«Je lègue à mon filleul, Armand-Michel Bellard, mon domaine de Solgrès avec toutes ses dépendances, et je désire qu'il en porte le nom.»
Signé: «Armande,
«marquise de Malboise.»
«Michel de Solgrès!... Je serais Michel de Solgrès, maître d'un des plus beaux châteaux de France!» se dit le fils du volontaire italien. «Ah! marquis de Malboise, tortureur de femmes, tueur d'enfants, voleur d'héritages, notre compte n'est pas encore réglé!... Vous avez de la chance que l'ivresse d'être riche et d'être jeune m'ait absorbé pendant dix-huit mois. Mais maintenant que je n'ai plus rien, je vous conseille de prendre garde à vous!...»
Avec un geste de rage, le jeune homme jeta au fond de la cassette la ferronnière ornée d'une émeraude, le seul des bijoux légués par sa mère qu'il n'eût pas transmué en billets de banque, fait fondre à tenter la chance des cartes, des courses, ou laissé aux mains des courtisanes coûteuses, pour connaître, lui, le paria, la saveur des caprices princiers.

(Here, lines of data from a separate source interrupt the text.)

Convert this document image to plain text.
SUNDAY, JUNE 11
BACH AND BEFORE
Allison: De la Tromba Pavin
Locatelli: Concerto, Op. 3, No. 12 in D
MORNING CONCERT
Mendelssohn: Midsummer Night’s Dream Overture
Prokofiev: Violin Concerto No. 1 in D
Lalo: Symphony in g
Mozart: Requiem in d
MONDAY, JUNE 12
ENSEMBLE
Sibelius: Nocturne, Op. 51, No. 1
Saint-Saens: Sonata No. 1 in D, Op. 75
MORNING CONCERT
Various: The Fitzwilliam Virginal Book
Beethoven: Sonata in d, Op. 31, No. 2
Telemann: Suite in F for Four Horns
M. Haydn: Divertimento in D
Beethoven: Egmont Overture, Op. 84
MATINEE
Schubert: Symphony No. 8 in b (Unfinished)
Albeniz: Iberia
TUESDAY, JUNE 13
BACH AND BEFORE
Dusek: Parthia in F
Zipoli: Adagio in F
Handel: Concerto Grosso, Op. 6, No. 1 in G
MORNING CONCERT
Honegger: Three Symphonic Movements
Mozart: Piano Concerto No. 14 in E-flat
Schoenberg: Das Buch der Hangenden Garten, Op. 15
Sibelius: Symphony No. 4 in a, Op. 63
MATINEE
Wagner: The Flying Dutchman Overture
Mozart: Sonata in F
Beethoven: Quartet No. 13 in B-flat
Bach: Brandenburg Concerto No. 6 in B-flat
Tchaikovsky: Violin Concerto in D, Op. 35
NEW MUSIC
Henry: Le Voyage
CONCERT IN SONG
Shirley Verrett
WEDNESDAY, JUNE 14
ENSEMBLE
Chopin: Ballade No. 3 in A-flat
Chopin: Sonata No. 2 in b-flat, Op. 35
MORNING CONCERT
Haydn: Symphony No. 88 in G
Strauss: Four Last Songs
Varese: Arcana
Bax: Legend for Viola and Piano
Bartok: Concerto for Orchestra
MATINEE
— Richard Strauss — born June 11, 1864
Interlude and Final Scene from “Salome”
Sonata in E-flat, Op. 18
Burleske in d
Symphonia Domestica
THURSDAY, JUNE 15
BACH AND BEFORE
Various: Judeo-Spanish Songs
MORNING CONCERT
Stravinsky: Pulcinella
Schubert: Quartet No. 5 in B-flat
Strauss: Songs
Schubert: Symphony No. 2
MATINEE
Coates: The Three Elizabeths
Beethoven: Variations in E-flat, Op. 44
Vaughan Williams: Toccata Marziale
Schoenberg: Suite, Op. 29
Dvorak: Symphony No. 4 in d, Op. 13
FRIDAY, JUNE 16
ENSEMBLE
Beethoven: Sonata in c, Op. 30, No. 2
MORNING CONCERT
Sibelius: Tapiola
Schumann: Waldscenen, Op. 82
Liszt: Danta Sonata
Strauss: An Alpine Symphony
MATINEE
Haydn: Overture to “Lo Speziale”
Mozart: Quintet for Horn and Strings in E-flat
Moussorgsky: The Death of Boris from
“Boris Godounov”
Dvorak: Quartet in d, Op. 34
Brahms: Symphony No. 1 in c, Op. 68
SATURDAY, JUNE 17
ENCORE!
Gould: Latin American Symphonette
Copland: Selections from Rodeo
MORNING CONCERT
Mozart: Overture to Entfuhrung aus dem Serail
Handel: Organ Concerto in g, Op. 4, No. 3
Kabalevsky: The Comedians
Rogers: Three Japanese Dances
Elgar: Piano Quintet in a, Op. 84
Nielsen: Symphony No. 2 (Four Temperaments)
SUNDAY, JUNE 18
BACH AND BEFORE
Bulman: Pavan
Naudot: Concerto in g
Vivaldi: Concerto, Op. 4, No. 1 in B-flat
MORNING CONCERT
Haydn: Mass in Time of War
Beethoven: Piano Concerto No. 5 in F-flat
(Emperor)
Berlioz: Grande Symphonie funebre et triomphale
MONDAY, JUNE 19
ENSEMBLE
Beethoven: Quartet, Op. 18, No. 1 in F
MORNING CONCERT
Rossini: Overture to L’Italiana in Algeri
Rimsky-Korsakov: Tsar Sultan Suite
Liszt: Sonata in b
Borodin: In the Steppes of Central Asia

Mais était-ce bien le dernier des joyaux maternels qu'il n'eût pas vendu? Tandis que, pour se coucher, il ôtait les boutons de sa chemise, quelque chose brilla sur sa peau, dans l'entre-bâillement du plastron. C'était, à une petite chaîne de façon ancienne, un médaillon en or, un simple médaillon de fillette. Quand Michel fut au lit, avant de s'endormir, il détacha cette chaîne, ouvrit ce médaillon, et considéra un instant le portrait de femme qu'il contenait:
«Ma mère!...» murmura-t-il, «Armande de Solgrès, marquise de Malboise...»
Il prolongea la pompe des syllabes avec un orgueil attendri. Puis il prononça encore à voix haute: «Votre fils a une âme indomptée comme la vôtre. Seulement vous étiez femme... la société vous a vaincue. Lui, il est un homme... Et il n'a pas dit son dernier mot...»
Qu'eût-elle répondu, la martyre, si elle avait entendu ce fils tant chéri confondre sa révolte d'amante et de mère avec la rébellion de l'égoïsme et des appétits effrénés? Mais les lèvres du portrait demeurèrent closes. Et les yeux fanés de larmes ne virent pas du moins cette suprême misère.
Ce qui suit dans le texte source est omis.